Bios

Dr. Cruz Pimentel is a vitreoretinal fellow at the University of Toronto.

Dr. Felfeli is an ophthalmology resident at the University of Toronto.

Dr. Mandelcorn is a vitreoretinal surgeon at the University of Toronto.

DISCLOSURES: The authors have no relevant disclosures.

Taut neovascular fibrotic membrane caused by regressed neovascularization is common in patients with tractional retinal detachment.1 Retinal fibrosis can be present in two variations, fibrovascular and avascular.

Müller cells play an essential role in the development of retinal fibrosis. As a response to chronic stress, these cells undergo massive gliosis.1,2 When neovascularization is located near the fovea,3 there’s a risk of intraoperative deroofing of the fovea, leading to a macular hole with irregular edges.

In such cases, attempting an internal limiting membrane peel with or without an inverted flap is always a good option. However, peeling the ILM can be difficult because of subretinal fluid in long-standing retinal detachment. An amniotic
membrane could be an alternative, but it may not be readily available in the operating room during the complication.
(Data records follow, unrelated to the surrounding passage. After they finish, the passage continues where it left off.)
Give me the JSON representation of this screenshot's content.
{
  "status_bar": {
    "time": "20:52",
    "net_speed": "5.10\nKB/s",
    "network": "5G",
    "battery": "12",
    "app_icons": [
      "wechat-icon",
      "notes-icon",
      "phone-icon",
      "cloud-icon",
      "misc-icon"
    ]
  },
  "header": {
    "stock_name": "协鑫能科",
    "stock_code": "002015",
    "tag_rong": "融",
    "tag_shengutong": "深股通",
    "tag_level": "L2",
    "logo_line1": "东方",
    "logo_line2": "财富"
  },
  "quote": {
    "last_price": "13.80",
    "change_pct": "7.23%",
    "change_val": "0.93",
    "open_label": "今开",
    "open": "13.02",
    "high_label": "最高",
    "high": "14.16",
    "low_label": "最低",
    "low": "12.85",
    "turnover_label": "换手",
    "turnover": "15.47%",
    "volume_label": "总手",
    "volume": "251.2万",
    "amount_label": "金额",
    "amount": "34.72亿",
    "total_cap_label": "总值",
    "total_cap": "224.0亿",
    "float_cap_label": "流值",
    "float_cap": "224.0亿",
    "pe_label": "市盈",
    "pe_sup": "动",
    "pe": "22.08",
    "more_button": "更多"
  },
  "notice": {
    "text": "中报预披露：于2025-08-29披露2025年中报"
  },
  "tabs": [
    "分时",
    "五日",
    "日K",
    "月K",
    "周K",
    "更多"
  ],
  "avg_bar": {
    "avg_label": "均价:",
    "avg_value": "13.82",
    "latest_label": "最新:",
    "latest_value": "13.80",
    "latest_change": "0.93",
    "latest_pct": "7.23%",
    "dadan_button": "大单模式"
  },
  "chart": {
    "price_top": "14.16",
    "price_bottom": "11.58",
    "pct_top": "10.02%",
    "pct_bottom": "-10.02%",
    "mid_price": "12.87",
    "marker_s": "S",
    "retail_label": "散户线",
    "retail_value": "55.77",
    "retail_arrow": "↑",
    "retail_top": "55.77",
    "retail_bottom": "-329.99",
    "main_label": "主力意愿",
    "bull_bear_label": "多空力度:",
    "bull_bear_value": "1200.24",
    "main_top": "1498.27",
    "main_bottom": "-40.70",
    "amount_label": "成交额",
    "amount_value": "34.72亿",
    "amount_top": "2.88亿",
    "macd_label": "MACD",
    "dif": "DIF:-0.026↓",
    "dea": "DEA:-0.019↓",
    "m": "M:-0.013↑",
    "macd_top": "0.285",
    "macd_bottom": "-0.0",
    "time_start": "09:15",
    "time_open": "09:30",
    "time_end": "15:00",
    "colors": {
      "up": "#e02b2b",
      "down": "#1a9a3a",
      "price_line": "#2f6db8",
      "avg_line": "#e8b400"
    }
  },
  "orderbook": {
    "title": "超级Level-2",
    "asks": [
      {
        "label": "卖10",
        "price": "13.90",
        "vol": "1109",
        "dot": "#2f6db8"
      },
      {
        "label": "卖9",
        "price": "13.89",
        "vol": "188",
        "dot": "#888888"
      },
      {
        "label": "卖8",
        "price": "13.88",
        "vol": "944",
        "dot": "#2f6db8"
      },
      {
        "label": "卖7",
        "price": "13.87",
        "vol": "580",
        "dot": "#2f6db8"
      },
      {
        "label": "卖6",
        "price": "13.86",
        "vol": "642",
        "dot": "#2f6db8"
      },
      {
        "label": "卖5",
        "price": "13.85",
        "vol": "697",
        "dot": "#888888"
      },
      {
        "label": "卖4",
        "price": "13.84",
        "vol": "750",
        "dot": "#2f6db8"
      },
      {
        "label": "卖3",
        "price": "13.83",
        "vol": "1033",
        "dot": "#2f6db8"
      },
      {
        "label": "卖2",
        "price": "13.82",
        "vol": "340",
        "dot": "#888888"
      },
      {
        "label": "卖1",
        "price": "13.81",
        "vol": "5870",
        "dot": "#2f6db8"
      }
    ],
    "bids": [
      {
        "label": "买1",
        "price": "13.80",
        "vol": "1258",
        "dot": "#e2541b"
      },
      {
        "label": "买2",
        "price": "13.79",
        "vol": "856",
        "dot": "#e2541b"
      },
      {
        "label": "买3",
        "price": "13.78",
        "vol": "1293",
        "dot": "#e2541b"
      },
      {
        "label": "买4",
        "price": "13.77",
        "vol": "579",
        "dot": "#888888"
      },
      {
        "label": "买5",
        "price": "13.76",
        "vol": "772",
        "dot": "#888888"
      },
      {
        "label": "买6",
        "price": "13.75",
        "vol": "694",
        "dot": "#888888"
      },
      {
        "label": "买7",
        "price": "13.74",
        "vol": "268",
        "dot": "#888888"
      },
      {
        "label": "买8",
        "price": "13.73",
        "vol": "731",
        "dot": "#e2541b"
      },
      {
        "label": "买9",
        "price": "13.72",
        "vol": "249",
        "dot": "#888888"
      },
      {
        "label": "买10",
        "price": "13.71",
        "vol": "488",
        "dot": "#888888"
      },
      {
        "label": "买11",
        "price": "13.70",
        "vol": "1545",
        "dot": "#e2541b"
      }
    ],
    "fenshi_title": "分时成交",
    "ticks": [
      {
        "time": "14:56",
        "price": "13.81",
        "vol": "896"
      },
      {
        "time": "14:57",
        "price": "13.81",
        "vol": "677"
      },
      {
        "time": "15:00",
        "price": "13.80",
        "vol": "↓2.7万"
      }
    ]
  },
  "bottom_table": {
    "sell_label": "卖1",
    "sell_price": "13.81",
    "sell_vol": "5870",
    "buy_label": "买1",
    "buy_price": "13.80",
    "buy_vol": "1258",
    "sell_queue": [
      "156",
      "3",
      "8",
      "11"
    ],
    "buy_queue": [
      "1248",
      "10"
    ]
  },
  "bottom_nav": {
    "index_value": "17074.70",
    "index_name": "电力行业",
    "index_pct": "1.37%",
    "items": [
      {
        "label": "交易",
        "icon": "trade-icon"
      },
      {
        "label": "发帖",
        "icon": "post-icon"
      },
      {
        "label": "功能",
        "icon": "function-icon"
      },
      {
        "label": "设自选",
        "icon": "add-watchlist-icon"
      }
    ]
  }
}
A retina autograft may also be an alternative, but it requires creation of a second retinal break in an eye that has active proliferation, which can lead to recurrent retinal detachment and proliferative vitreoretinopathy.


Our case

In this case, a 60-year-old female with type 2 diabetes presented with a complex tractional diabetic retinal detachment in the right eye. We advised surgery, but the patient didn’t return for three months, and the TRD worsened. Visual acuity had deteriorated to hand motion.

Intraoperatively, while removing foveal attachments of regressed fibrotic tissue, we noted a macular tear with ragged edges caused by deroofing of the fovea during surgery. 

We made an initial attempt to peel the ILM, but subretinal fluid and complex exudates made creating an ILM-inverted flap impossible. We deliberately left a residual patch of regressed retinal fibrosis without delamination prior the fluid-air exchange to serve as a macular plug.

After completing the removal of the peripheral vitreous, and using ILM forceps to delicately dislodge the fibrosis patch, which was deliberately left tethered at its attachment site, we placed this fibrotic neovascular patch to plug the macular tear. Postoperatively, the patient had a complete macular hole closure without central scotoma. Visual acuity was 20/400 at the two-month follow-up.

A) Preoperative optical coherence tomography of a patient with complex tractional diabetic retinal detachment in the right eye. B) A large intraoperative macular tear was inadvertently created while removing foveal attachments of regressed fibrotic tissue. C) A patch of regressed retinal fibrosis was used as a graft to plug the macular tear. D) At two months postoperatively, the patient had relatively good anatomical and functional outcomes with complete macular hole closure without a central scotoma and a visual acuity of 20/400. 


Bottom line

This case highlights the use of regressed neovascular tissue as a solution for intraoperative management of macular holes caused by deroofing during TRD surgery. In cases where an unanticipated macular hole forms and no prepared amniotic membrane graft is available to close the macular tear, fibrotic neovascular membranes can be used to achieve anatomical closure. RS


REFERENCES

1. Roy S, Amin S, Roy S. Retinal fibrosis in diabetic retinopathy. Exp Eye Res. 2016;142:71-75.

2. Bringmann A, Reichenbach A. Role of Muller cells in retinal degenerations. Front Biosci. 2001;6:E72-E92.

3. Seth A, Ghosh B, Bhambhwani V, Gupta A, Raina UK. Foveal neovascularization in a patient with type 2 diabetes mellitus. Oman J Ophthalmol. 2017;10:255-256.